There were in Derby, in 1833, one boarding-school containing 20 girls, and twenty-five day-schools, of all kinds, in which instruction was given to nearly 800 boys, 300 girls, and between 200 and 300 children whose sex is not discriminated in the returns. The grammar-school, one of the twenty-five mentioned above, is supposed to be one of the most ancient endowments of the kind in England. It was formerly very flourishing, and enjoyed a high reputation, but at the time of the return had only one or two scholars. At present (1837) we are informed that it is again getting into repute.

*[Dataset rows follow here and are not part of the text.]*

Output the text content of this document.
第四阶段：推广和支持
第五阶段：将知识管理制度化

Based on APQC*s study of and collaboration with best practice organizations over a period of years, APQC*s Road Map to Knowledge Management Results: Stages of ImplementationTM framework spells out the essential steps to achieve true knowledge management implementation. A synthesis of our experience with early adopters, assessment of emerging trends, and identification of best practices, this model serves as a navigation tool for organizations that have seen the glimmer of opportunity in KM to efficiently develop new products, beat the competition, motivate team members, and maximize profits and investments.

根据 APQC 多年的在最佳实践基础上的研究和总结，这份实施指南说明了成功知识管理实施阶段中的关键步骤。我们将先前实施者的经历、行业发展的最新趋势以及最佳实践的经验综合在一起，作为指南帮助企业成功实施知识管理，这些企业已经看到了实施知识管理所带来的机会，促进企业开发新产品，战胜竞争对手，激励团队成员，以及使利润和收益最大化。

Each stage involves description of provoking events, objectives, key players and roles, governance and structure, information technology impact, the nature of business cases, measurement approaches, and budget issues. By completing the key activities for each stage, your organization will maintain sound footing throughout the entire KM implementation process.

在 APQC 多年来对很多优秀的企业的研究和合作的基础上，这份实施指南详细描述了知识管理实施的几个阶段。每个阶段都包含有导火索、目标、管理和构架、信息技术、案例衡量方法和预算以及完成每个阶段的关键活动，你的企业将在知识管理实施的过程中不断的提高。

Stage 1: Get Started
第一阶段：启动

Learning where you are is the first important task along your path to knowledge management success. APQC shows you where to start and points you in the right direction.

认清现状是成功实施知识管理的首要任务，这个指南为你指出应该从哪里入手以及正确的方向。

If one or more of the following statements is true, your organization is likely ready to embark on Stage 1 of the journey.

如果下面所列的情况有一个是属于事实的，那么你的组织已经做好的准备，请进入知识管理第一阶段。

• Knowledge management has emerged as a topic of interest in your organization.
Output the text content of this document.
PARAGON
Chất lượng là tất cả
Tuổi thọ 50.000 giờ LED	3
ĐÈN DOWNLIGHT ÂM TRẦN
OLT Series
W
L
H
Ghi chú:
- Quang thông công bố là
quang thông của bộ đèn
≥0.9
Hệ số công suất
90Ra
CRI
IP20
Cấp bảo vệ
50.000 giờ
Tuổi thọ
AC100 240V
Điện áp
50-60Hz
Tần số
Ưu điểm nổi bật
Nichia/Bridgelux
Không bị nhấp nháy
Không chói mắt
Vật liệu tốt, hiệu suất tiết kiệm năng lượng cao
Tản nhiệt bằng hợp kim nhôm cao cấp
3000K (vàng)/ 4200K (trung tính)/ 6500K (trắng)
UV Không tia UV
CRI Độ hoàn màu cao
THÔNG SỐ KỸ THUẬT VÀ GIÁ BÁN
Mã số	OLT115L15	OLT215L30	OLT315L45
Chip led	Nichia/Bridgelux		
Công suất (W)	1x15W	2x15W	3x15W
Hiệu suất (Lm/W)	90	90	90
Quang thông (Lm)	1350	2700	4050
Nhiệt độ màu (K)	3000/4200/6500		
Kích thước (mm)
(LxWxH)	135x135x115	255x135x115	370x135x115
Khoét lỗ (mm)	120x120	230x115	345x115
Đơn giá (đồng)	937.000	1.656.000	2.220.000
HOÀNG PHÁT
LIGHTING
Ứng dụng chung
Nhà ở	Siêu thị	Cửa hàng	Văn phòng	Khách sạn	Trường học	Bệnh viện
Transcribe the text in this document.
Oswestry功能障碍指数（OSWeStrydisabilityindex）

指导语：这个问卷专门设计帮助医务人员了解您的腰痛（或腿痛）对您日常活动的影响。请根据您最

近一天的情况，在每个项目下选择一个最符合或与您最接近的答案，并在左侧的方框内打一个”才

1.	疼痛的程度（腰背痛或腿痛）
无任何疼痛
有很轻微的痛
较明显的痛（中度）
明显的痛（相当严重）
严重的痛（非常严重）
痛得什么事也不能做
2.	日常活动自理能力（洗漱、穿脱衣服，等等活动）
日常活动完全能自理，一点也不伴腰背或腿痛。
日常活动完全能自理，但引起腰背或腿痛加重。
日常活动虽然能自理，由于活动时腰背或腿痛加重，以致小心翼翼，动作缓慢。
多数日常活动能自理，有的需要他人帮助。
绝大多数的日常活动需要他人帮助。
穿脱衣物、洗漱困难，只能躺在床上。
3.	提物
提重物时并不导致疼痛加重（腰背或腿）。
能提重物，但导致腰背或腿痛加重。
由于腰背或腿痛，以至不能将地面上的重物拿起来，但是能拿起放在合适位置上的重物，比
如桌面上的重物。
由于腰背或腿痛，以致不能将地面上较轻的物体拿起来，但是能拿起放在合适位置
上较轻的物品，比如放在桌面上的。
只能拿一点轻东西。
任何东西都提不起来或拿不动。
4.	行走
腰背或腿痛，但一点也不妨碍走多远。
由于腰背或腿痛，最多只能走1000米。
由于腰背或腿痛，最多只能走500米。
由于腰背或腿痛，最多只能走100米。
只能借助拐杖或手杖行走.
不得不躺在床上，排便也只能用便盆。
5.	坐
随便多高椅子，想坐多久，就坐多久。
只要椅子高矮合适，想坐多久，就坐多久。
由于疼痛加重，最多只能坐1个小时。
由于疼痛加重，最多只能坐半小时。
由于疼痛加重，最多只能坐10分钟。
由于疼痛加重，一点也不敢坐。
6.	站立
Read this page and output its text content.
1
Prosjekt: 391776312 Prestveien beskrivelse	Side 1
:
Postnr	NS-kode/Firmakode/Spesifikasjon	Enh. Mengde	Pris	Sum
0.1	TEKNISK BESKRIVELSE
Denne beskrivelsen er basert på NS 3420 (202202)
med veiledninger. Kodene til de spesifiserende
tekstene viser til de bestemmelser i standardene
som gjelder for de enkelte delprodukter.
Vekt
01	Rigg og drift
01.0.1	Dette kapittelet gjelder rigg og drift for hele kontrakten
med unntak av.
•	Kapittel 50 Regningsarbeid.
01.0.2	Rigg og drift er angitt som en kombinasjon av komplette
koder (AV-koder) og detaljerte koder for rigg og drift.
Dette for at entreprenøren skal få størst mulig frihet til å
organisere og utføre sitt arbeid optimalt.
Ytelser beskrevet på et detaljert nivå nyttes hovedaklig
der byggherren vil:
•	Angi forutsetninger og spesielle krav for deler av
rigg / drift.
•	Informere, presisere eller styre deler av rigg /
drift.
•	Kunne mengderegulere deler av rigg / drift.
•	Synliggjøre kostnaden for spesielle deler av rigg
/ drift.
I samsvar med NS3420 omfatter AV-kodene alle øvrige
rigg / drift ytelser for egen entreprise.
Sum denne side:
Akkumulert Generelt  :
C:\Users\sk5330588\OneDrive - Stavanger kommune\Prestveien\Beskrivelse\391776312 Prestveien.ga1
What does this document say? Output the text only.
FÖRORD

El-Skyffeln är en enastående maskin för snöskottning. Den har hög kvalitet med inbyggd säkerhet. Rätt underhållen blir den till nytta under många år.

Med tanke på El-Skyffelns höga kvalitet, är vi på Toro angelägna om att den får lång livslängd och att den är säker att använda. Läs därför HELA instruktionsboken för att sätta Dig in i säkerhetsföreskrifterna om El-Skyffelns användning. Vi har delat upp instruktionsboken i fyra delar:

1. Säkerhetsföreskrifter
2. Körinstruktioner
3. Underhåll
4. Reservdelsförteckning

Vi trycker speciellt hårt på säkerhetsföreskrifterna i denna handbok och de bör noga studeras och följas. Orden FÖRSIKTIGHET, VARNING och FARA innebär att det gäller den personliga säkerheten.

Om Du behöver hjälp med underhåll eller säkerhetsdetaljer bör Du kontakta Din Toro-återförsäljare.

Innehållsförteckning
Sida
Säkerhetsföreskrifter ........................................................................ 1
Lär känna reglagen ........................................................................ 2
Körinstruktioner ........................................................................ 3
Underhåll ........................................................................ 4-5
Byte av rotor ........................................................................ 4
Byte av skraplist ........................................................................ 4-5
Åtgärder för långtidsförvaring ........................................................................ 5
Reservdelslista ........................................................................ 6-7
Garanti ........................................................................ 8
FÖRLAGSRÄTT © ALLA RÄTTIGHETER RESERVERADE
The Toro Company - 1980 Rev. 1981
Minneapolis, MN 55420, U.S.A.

Two of the day-schools are on the ‘national’ system, and one on the Lancasterian system, and three are infant schools. The number of Sunday-schools was twenty-four, and in these were instructed 3,198 children, viz.: 1,152 boys, 1,326 girls, and 720 whose sex is not mentioned. In some of the Sunday-schools the children are taught writing and arithmetic on an evening in the week ; to some schools lending-libraries are attached.

Of institutions for literary and scientific purposes there are - The Philosophical Society (originally held at the house of Dr. Darwin), with a good library, a collection of fossils, and mathematical and philosophical apparatus ; the Permanent Library, which has lately been much enlarged, and has a public news-room and museum attached to it ; and the Mechanics’ Institution, the members of which have lately erected a handsome and spacious room for their meetings. Two weekly newspapers are published at Derby.